File: server_profile/profile.json & server_profile/roles.json & server_profile/structure.json

  • discord.Guild:
    • id: Cast id (str) to int.
    • name: Mapped directly from name.
    • icon / banner: Represented as discord.Asset objects. Use the local file paths from icon / banner as the asset URL/filepath.
    • roles: Hydrated from server_profile/roles.json.
    • channels / categories: Hydrated from server_profile/structure.json.

8.2 Roles (discord.Role)

File: server_profile/roles.json

  • id: Cast id to int.
  • name: Mapped directly.
  • color: Parse the hex string to discord.Color(value).
  • position: Mapped directly.
  • permissions: Initialize discord.Permissions(value=int(permissions)).
  • hoist: Mapped directly to boolean.
  • mentionable: Mapped directly to boolean.

8.3 Users & Members (discord.Member / discord.User)

File: message_backup/users/user_info.json

  • id: Cast userID to int.
  • name: Mapped from username.
  • display_name: Mapped from userNickname.
  • bot: Mapped from userIsBot.
  • color: Parse userColor string to discord.Color.
  • roles: List of hydrated discord.Role objects via matching ids from the userRoles array.
  • avatar: Mocked discord.Asset using the userAvatar local path.

8.4 Channels (discord.TextChannel, discord.CategoryChannel, discord.ForumChannel)

File: server_profile/structure.json

  • Iterate over the top-level array (Categories):
    • discord.CategoryChannel:
      • id: Cast id to int.
      • name: Mapped directly.
      • position: Mapped directly.
  • Iterate over the nested channels array:
    • discord.abc.GuildChannel classes:
      • id: Cast id to int.
      • name: Mapped directly.
      • position: Mapped directly.
      • type: Match the type string back to the discord.ChannelType enum.
      • category_id: Inherited from the parent category block.
      • topic: Mapped directly (if applicable).
      • nsfw: Mapped directly to boolean.

8.5 Messages (discord.Message)

File: message_backup/{channel_id}/messages.json (Iterating the messages array)

  • id: Cast messageID to int.
  • type: Map the string type (e.g., "Default", "Reply") to discord.MessageType.
  • created_at: Parse timestamp (ISO-8601 string) into a timezone-aware datetime object.
  • pinned: Mapped from isPinned.
  • content: Mapped from content.
  • author: Resolve the userID against the loaded discord.Member mocks.
  • embeds: Instantiate using discord.Embed.from_dict(embed_dict) directly on the elements of the embeds array.
  • Reference (Replies):
    • If reference exists, hydrate a discord.MessageReference.
    • message_id: Cast reference.messageId to int.
    • channel_id: Cast reference.channelId to int.

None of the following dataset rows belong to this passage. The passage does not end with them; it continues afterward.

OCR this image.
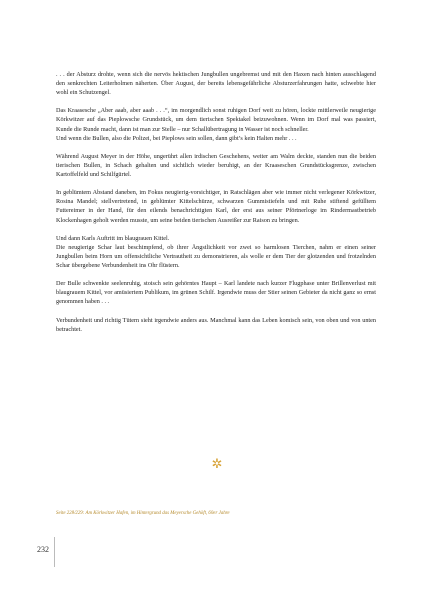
. . . der Absturz drohte, wenn sich die nervös hektischen Jungbullen ungebremst und mit den Haxen nach hinten ausschlagend den senkrechten Leiterholmen näherten. Über August, der bereits lebensgefährliche Absturzerfahrungen hatte, schwebte hier wohl ein Schutzengel.

Das Kraasesche „Aber aaab, aber aaab . . .“, im morgendlich sonst ruhigen Dorf weit zu hören, lockte mittlerweile neugierige Körkwitzer auf das Pieplowsche Grundstück, um dem tierischen Spektakel beizuwohnen. Wenn im Dorf mal was passiert, Kunde die Runde macht, dann ist man zur Stelle – nur Schallübertragung in Wasser ist noch schneller.
Und wenn die Bullen, also die Polizei, bei Pieplows sein sollen, dann gibt’s kein Halten mehr . . .

Während August Meyer in der Höhe, ungerührt allen irdischen Geschehens, weiter am Walm deckte, standen nun die beiden tierischen Bullen, in Schach gehalten und sichtlich wieder beruhigt, an der Kraaseschen Grundstücksgrenze, zwischen Kartoffelfeld und Schilfgürtel.

In geblümtem Abstand daneben, im Fokus neugierig-vorsichtiger, in Ratschlägen aber wie immer nicht verlegener Körkwitzer, Rosina Mandel; stellvertretend, in geblümter Kittelschürze, schwarzen Gummistiefeln und mit Ruhe stiftend gefülltem Futtereimer in der Hand, für den eilends benachrichtigten Karl, der erst aus seiner Pförtnerloge im Rindermastbetrieb Klockenhagen geholt werden musste, um seine beiden tierischen Ausreißer zur Raison zu bringen.

Und dann Karls Auftritt im blaugrauen Kittel.
Die neugierige Schar laut beschimpfend, ob ihrer Ängstlichkeit vor zwei so harmlosen Tierchen, nahm er einen seiner Jungbullen beim Horn um offensichtliche Vertrautheit zu demonstrieren, als wolle er dem Tier der glotzenden und frotzelnden Schar übergebene Verbundenheit ins Ohr flüstern.

Der Bulle schwenkte seelenruhig, stoisch sein gehörntes Haupt – Karl landete nach kurzer Flugphase unter Brillenverlust mit blaugrauem Kittel, vor amüsiertem Publikum, im grünen Schilf. Irgendwie muss der Stier seinen Gebieter da nicht ganz so ernst genommen haben . . .

Verbundenheit und richtig Tütern sieht irgendwie anders aus. Manchmal kann das Leben komisch sein, von oben und von unten betrachtet.

✲
Seite 228/229: Am Körkwitzer Hafen, im Hintergrund das Meyersche Gehöft, 60er Jahre
232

8.6 Attachments (discord.Attachment)

Nested within Message objects.

  • id: Cast id to int.
  • filename: Mapped from fileName.
  • size: Mapped from fileSizeBytes.
  • url / proxy_url: Point to the local relative path ({channel_id}/attachments/{resolved_filename}).

8.7 Reactions (discord.Reaction & discord.PartialEmoji)

Nested within Message objects.

  • count: Mapped from count.
  • emoji: Iterate the emoji string. If custom (contains a :), split it to mock a discord.PartialEmoji(name=..., id=...). Otherwise, mock standard unicode strings.